I saw the Koh and Koons exhibition last week, but enjoyed its afterparty at the Eagle far more than the works in the gallery. A couple nights ago, I went to the New Museum opening for "Younger Than Jesus," its afterparty, and then the Metropolitan for karaoke. That night was one of the more fun I have had in a long time, it reminding me a lot of a New York I used to know better before working full time, going from party to party, meeting art fags, drinking free booze, and dancing and singing out of tune. That night was the night in which I resolved to myself that I would from now on spend my days off at the NYPL attempting to write, attempting to make something of myself and this life, not wanting to go to any more openings full of artists who make work, not wanting to be some hanger on to a community of creatives, but rather to be part of this community, to contribute things. And yet, here I am, saying that it's too pretty outside to work, that I want to go outside and play. Always the grasshopper, never the ant.

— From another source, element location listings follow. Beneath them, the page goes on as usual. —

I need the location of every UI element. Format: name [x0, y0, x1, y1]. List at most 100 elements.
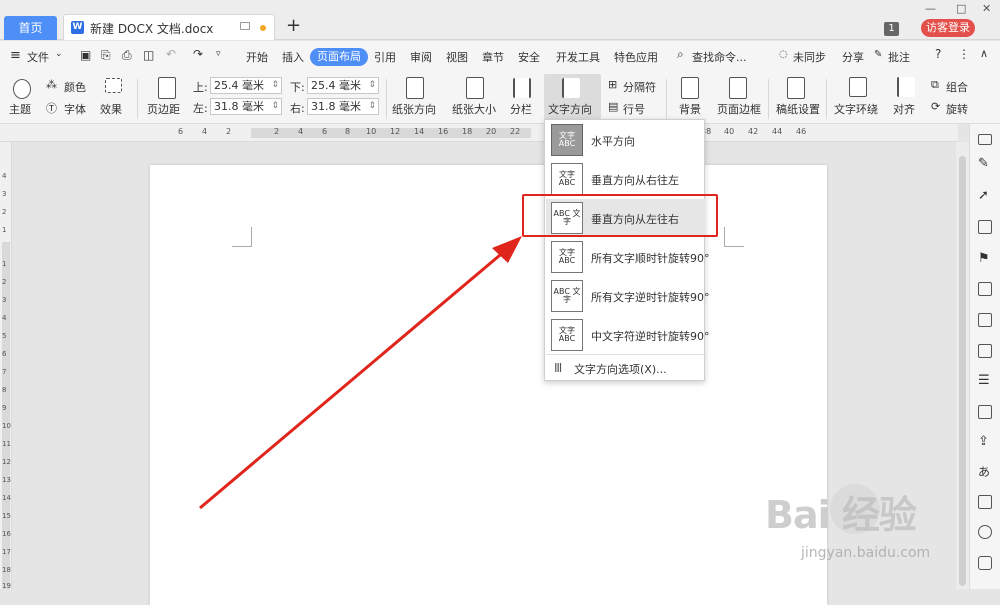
horizontal-text-icon: 文字 ABC: [551, 124, 583, 156]
export-pdf-icon[interactable]: ⎘: [101, 48, 111, 63]
menu-view[interactable]: 视图: [446, 49, 468, 65]
draft-setting-button[interactable]: 稿纸设置: [776, 101, 820, 117]
menu-chapter[interactable]: 章节: [482, 49, 504, 65]
separator-button[interactable]: 分隔符: [623, 79, 656, 95]
pen-icon[interactable]: ✎: [978, 157, 992, 171]
share-icon[interactable]: ⇪: [978, 435, 992, 449]
dropdown-item-rotate-ccw[interactable]: ABC 文字 所有文字逆时针旋转90°: [546, 277, 710, 315]
dropdown-item-horizontal[interactable]: 文字 ABC 水平方向: [546, 121, 705, 159]
menu-start[interactable]: 开始: [246, 49, 268, 65]
text-direction-button[interactable]: 文字方向: [548, 101, 592, 117]
vertical-ruler[interactable]: 4 3 2 1 1 2 3 4 5 6 7 8 9 10 11 12 13 14…: [0, 142, 12, 590]
share-button[interactable]: 分享: [842, 49, 864, 65]
background-button[interactable]: 背景: [679, 101, 701, 117]
search-icon[interactable]: ⌕: [677, 47, 684, 62]
more-icon[interactable]: ⋮: [958, 47, 970, 61]
grid-icon[interactable]: [978, 313, 992, 327]
print-preview-icon[interactable]: ◫: [143, 48, 154, 62]
menu-review[interactable]: 审阅: [410, 49, 432, 65]
align-icon: [897, 77, 915, 97]
refresh-icon[interactable]: [978, 525, 992, 539]
right-sidebar: ✎ ➚ ⚑ ☰ ⇪ あ: [969, 124, 1000, 589]
effect-button[interactable]: 效果: [100, 101, 122, 117]
tab-home[interactable]: 首页: [4, 16, 57, 40]
minimize-button[interactable]: —: [925, 2, 936, 15]
ruler-number: 2: [274, 127, 280, 136]
top-margin-input[interactable]: 25.4 毫米: [210, 77, 282, 94]
sidebar-toggle-icon[interactable]: [978, 134, 992, 145]
ruler-number: 15: [2, 512, 11, 520]
archive-icon[interactable]: [978, 495, 992, 509]
collapse-ribbon-icon[interactable]: ∧: [980, 47, 988, 60]
ruler-number: 7: [2, 368, 7, 376]
unsync-status[interactable]: 未同步: [793, 49, 826, 65]
shield-icon[interactable]: [978, 556, 992, 570]
horizontal-ruler[interactable]: 6 4 2 2 4 6 8 10 12 14 16 18 20 22 38 40…: [0, 124, 958, 142]
visitor-login-button[interactable]: 访客登录: [921, 19, 975, 37]
menu-page-layout[interactable]: 页面布局: [310, 48, 368, 66]
right-margin-input[interactable]: 31.8 毫米: [307, 98, 379, 115]
ruler-number: 2: [2, 278, 7, 286]
search-command-input[interactable]: 查找命令...: [692, 49, 747, 65]
maximize-button[interactable]: □: [956, 2, 966, 15]
new-tab-button[interactable]: +: [286, 16, 301, 36]
document-page[interactable]: [150, 165, 827, 605]
monitor-icon[interactable]: [240, 22, 250, 30]
cursor-icon[interactable]: ➚: [978, 189, 992, 203]
paper-size-button[interactable]: 纸张大小: [452, 101, 496, 117]
annotate-icon: ✎: [874, 49, 883, 60]
theme-button[interactable]: 主题: [9, 101, 31, 117]
align-button[interactable]: 对齐: [893, 101, 915, 117]
shape-icon[interactable]: [978, 220, 992, 234]
translate-icon[interactable]: あ: [978, 465, 992, 479]
close-button[interactable]: ✕: [982, 2, 991, 15]
dropdown-item-vertical-rtl[interactable]: 文字 ABC 垂直方向从右往左: [546, 160, 705, 198]
margin-corner-marker: [724, 227, 744, 247]
annotate-button[interactable]: 批注: [888, 49, 910, 65]
chevron-down-icon[interactable]: ⌄: [55, 49, 63, 59]
save-icon[interactable]: ▣: [80, 48, 91, 62]
menu-features[interactable]: 特色应用: [614, 49, 658, 65]
settings-icon[interactable]: ☰: [978, 374, 992, 388]
dropdown-separator: [546, 354, 705, 355]
bottom-margin-input[interactable]: 25.4 毫米: [307, 77, 379, 94]
chart-icon[interactable]: [978, 344, 992, 358]
color-button[interactable]: 颜色: [64, 79, 86, 95]
table-icon[interactable]: [978, 282, 992, 296]
line-number-button[interactable]: 行号: [623, 101, 645, 117]
page-border-button[interactable]: 页面边框: [717, 101, 761, 117]
rotate-button[interactable]: 旋转: [946, 101, 968, 117]
left-margin-input[interactable]: 31.8 毫米: [210, 98, 282, 115]
ruler-number: 40: [724, 127, 735, 136]
orientation-button[interactable]: 纸张方向: [392, 101, 436, 117]
dropdown-item-rotate-cw[interactable]: 文字 ABC 所有文字顺时针旋转90°: [546, 238, 710, 276]
menu-insert[interactable]: 插入: [282, 49, 304, 65]
columns-button[interactable]: 分栏: [510, 101, 532, 117]
text-direction-options-item[interactable]: Ⅲ 文字方向选项(X)...: [546, 356, 705, 380]
font-button[interactable]: 字体: [64, 101, 86, 117]
dropdown-item-cjk-rotate-ccw[interactable]: 文字 ABC 中文字符逆时针旋转90°: [546, 316, 710, 354]
quick-access-chevron-icon[interactable]: ▿: [216, 49, 221, 59]
tab-document[interactable]: W 新建 DOCX 文档.docx: [63, 14, 275, 40]
menu-reference[interactable]: 引用: [374, 49, 396, 65]
vertical-scrollbar[interactable]: [956, 142, 969, 589]
text-wrap-button[interactable]: 文字环绕: [834, 101, 878, 117]
menu-developer[interactable]: 开发工具: [556, 49, 600, 65]
undo-icon[interactable]: ↶: [166, 47, 176, 61]
help-icon[interactable]: ?: [935, 47, 941, 61]
margin-button[interactable]: 页边距: [147, 101, 180, 117]
ruler-number: 10: [2, 422, 11, 430]
image-icon[interactable]: [978, 405, 992, 419]
scrollbar-thumb[interactable]: [959, 156, 966, 586]
print-icon[interactable]: ⎙: [122, 48, 132, 63]
menu-security[interactable]: 安全: [518, 49, 540, 65]
redo-icon[interactable]: ↷: [193, 47, 203, 61]
hamburger-icon[interactable]: ≡: [10, 48, 21, 63]
style-icon[interactable]: ⚑: [978, 252, 992, 266]
group-button[interactable]: 组合: [946, 79, 968, 95]
ruler-number: 5: [2, 332, 7, 340]
menu-file[interactable]: 文件: [27, 49, 49, 65]
window-count-badge[interactable]: 1: [884, 22, 899, 36]
text-wrap-icon: [849, 77, 867, 97]
ruler-number: 12: [390, 127, 401, 136]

I am done with hosting that party at Happy Ending, which I am quite relieved about. It was somewhat fun, but it did take up too much of my already limited free time and stressed me out a fair amount trying to get my friends to come out to a bar that I wasn't even that excited about, my memories of Happy Ending not being the best ones, and because one of the other people throwing the party was an obnoxious asshole who I couldn't stand. And so I am free of that, free to wander around from bar to bar if I so choose. The problem with that was a bit like my problem with this library; it was that I felt trapped, that being somewhere from 10pm-4am felt too much like work to me, that I wanted to be there for the fun and not the other stuff, wanted to get drunk and leave with a boy if I could.

And boys. Things have not been going so well with them lately and my confidence has taken a bit of a bruising lately. There is a 19 year old who likes for me to fuck him and that is the extent of our relationship. We will sometimes text when horny, meet up, fuck, and then part ways, no real emotions involved, and probably for the best, because as is it is solely a sexually charged relationship it would probably wither if either of us showed how vulnerable we really are.

I met this boy last week, this beautiful boy, Eli, and he came home with me, spent the night, and the next morning we ate bagels together. It was a really beautiful night, one of the nicest ones I have had in a really long time. We had nice conversation and made plans to hang out again that night, me being kind of insanely into this person I had just met. He didn't end up meeting me that night at Happy Ending and a couple days later, I texted him, saying we should grab drinks soon. Several hours later he responded: "Hey, I'm being good though, little alcohol and no strangers!" An exclamation mark following that no strangers bit. That was a big punch in the gut, making me feel pretty pathetic about having such nice feelings toward this person that thought of me as a stranger.

I have had a huge crush on this guy that works in Room Service, B., and a while ago we had made plans to go out for a drink. It never happened and I gave up on trying, knowing that this person knew I liked them and that if he were interested, he would pursue it. B. has a crush on one of my other co-workers and I got to witness him hitting on this person, K., at Happy Ending. Later, K. told me B. asked him on a date but he wasn't going to go.

At that New Museum afterparty, there was this boy that I really liked, a Luke. Our mutual friend, Bobby, knew I liked him and introduced me to him, him seeming to not take much notice. He was also introduced to my friend Michael, who also knew I really liked this boy and who didn't see why, and of course Luke's eyes lit up when meeting him. Later in the night, the two of them starting making out. Afterwards, Michael said to me, "Why do you think he is attractive? I don't at all." My confidence and heart have been taking a lot of punches lately.

Leaving that party and Michael, who I was annoyed with, I went to Metropolitan, sang "You Can't Hurry Love," talked about Woody Allen with John K., smoked a fair amount of cigarettes, and then left for my house with Richard, it nice to sleep with someone, a friend, and to get off.

The blue sky is calling my name through these large windows and I have to answer.